"Father of Medical Marijuana" Dies From Cancer

Jan 29, 2018

Vietnam War veteran and medical marijuana activist Dennis Peron was instrumental in the passing of California’s marijuana laws - the first in the nation - back in the mid 90’s. Peron passed away on Saturday in San Francisco at 71 years old from lung cancer.

Peron’s brother Jeffrey wrote on Facebook, “A man that changed the world. It is with a heavy heart that I announce the passing of my brother Dennis Peron.”

Peron was behind a San Francisco ordinance allowing the use of medical marijuana. The ordinance helped to win the passage of Prop. 215, which legalized medical use across the state in 1996.

Also a gay rights activist, Peron was the first to champion the benefits of medicinal marijuana for AIDS patients. Peron’s partner, Jonathan West, died of AIDS in 1990. Peron was also a close personal friend of the murdered gay rights activist Harvey Milk.

Peron and his husband, John Entwistle, ran a bed-and-breakfast called “Castro Castle” in San Francisco’s gay neighborhood, where he spent his final days.
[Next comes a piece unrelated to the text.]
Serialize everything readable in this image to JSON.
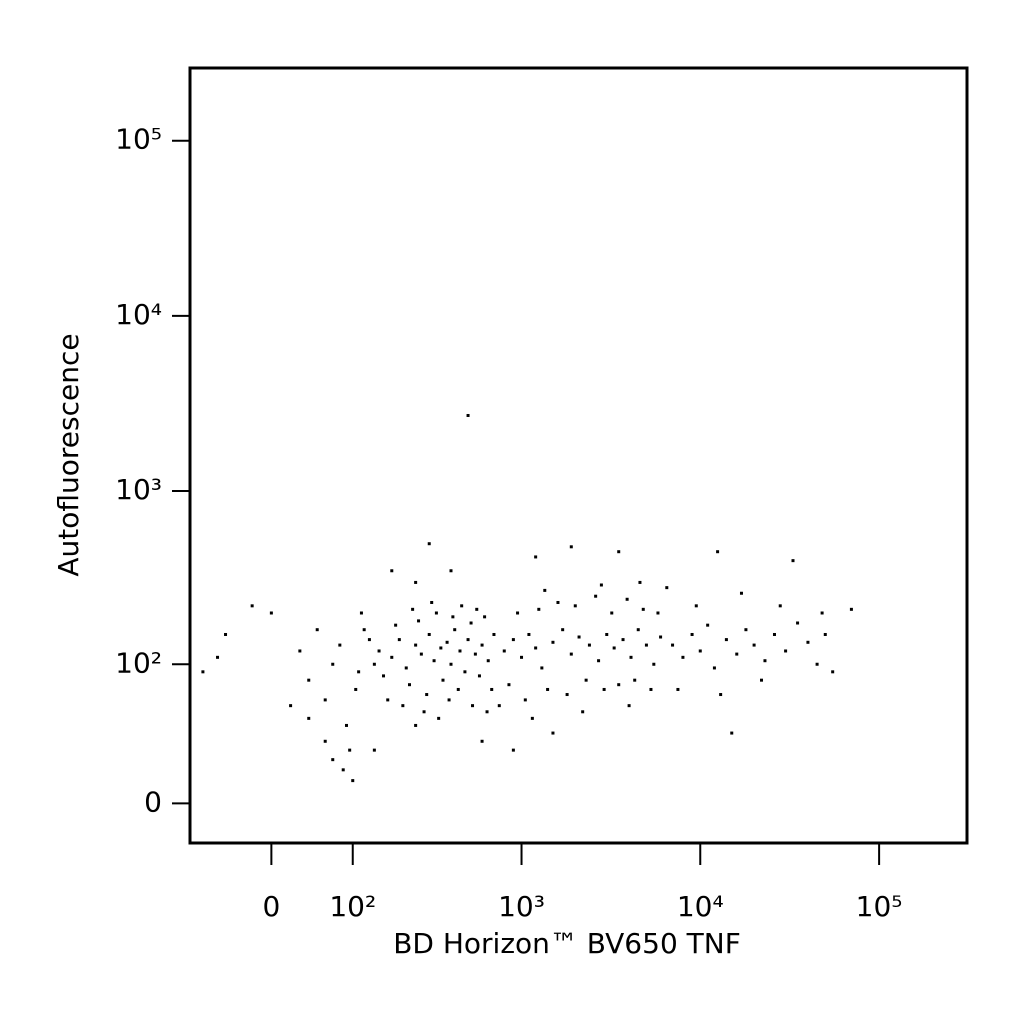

According to a report by Bruce Barcott at Leafly, Peron credits his time in the Vietnam War with giving him the clarity and resolve to come back home and end the war on pot. After a tour of duty with the US Air Force in the Vietnam War in 1996, according to a past interview with Barcott, Peron said of the experience, ”I came back and kissed the ground. I was so happy—partly because I had two pounds with me. That started a career that would span 40 years.”

Peron was in San Francisco briefly prior to heading to Vietnam in 1967. “It was the Summer of Love,” he later recalled. “Perfect timing. Like everyone else, I ate acid and tripped out. The hippies, those people accepted me. I said, ‘I’m going to do everything I can to come back to San Francisco and live my life here.”

According to Barcott, “Peron became one of the city’s flourishing cannabis sellers. San Francisco police busted him any number of times over the years, but Peron usually beat the charge with the help of Tony Serra, the civil rights attorney known for defending the Bay Area’s most famous and infamous citizens.”

In the year after Jonathan West’s death, Peron took up the cause of legalizing medical marijuana, raising enough signatures to launch Proposition P which legalized the medical use of cannabis in San Francisco in 1991 - five years before the statewide measure Prop 215 was launched. Voters overwhelmingly passed Proposition P with an astounding 80% vote of approval.

“Peron lived long enough to see his activism vindicated on two fronts,” says Barcott. “When same-sex marriage became legal in California, he married his longtime partner John Entwistle, himself an outspoken activist on both national cannabis issues and local San Francisco neighborhood politics.